Hutto is identified in the article as a Cheney energy adviser and, more to the point, a former intern at the CATO institute and a Bush campaign volunteer in the Florida recount of 2000. The GOP goon squad that descended on Florida in those days, best remembered for the “Brooks Brothers riot” in which they disrupted the Dade County recount and scared election officials away from doing their job, was filled with HItler youth types, whose principal credentials were loyalty to Bush. (Jim Wilkinson, who was instrumental in organizing the “riot” and other political pranks, went on to run press operations at CentCom before the invasion of Iraq.)
Hutto’s interest in matters related to energy come from his family; his grandfather patented at least seven piston inventions for the Ford Motor Company, and in the words of one of the participants at the meetings in which it was agreed that the EPA would take more time to study the effects of emissions (rather than actually doing anything), he has “an anti-regulatory philosophy and concern about what regulation means for the American way of life. He would talk, for example, about not wanting greenhouse gas controls to do away with the large American automobile.”

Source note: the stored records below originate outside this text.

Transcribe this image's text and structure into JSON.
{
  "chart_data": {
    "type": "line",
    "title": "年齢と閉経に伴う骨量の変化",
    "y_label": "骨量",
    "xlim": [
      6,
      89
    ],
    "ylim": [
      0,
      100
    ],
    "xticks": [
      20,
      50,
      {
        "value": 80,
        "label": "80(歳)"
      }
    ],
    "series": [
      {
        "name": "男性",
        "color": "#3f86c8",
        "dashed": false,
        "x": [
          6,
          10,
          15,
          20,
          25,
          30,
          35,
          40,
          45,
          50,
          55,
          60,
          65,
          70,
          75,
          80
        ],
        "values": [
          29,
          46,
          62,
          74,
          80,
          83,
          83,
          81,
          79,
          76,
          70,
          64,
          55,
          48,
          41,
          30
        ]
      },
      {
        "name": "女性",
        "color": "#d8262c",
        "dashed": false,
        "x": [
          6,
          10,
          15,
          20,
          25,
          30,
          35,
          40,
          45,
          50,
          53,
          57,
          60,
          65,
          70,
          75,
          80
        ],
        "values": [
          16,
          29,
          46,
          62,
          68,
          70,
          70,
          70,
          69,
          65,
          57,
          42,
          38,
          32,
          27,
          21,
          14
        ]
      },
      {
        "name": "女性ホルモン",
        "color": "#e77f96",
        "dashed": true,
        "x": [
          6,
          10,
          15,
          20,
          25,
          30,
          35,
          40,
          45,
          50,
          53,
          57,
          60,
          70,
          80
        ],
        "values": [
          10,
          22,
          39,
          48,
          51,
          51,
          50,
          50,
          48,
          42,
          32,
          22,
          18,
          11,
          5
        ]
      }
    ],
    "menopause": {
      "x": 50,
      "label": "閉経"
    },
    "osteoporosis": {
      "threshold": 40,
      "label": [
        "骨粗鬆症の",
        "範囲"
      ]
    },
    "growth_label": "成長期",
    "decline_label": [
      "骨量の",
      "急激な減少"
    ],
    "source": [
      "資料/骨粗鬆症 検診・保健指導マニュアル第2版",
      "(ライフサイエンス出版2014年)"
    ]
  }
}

I wonder where he got that attitude.
I Googled Chase Hutto and didn’t find much: He has worked for Senator Spencer Abraham for years, starting in Abraham’s ’94 election campaign as “an opposition research consultant.” (This last gig no doubt appealed to Cheney, who has an appreciation for all practitioners of the dark art often simply called oppo.) His interests seem to be immigration and energy. And according to AP, he ran with the bulls in Pamplona in 2003. “Chase Hutto, a senior policy adviser for U.S. Energy Secretary Spencer Abraham in Washington, D.C., said running with the bulls was a little scarier than working in politics. ‘Congressmen generally don’t charge, and their horns aren’t as sharp,’ he said.”
Indeed, Congress seem all but hornless these days, even as Bush’s popularity reaches record lows and Republicans look to the approaching shadow of an Obama presidency the same way the Orcs looked to the return of the wizard. The real news here, of course, is that even after the president signed an executive order directing the EPA to “take the first steps toward regulations” to reduce the nation’s gas usage by 20 percent over the next decade, he had low-level trolls working behind closed doors to thwart that directive. This troll just happened to have a funnier name than most.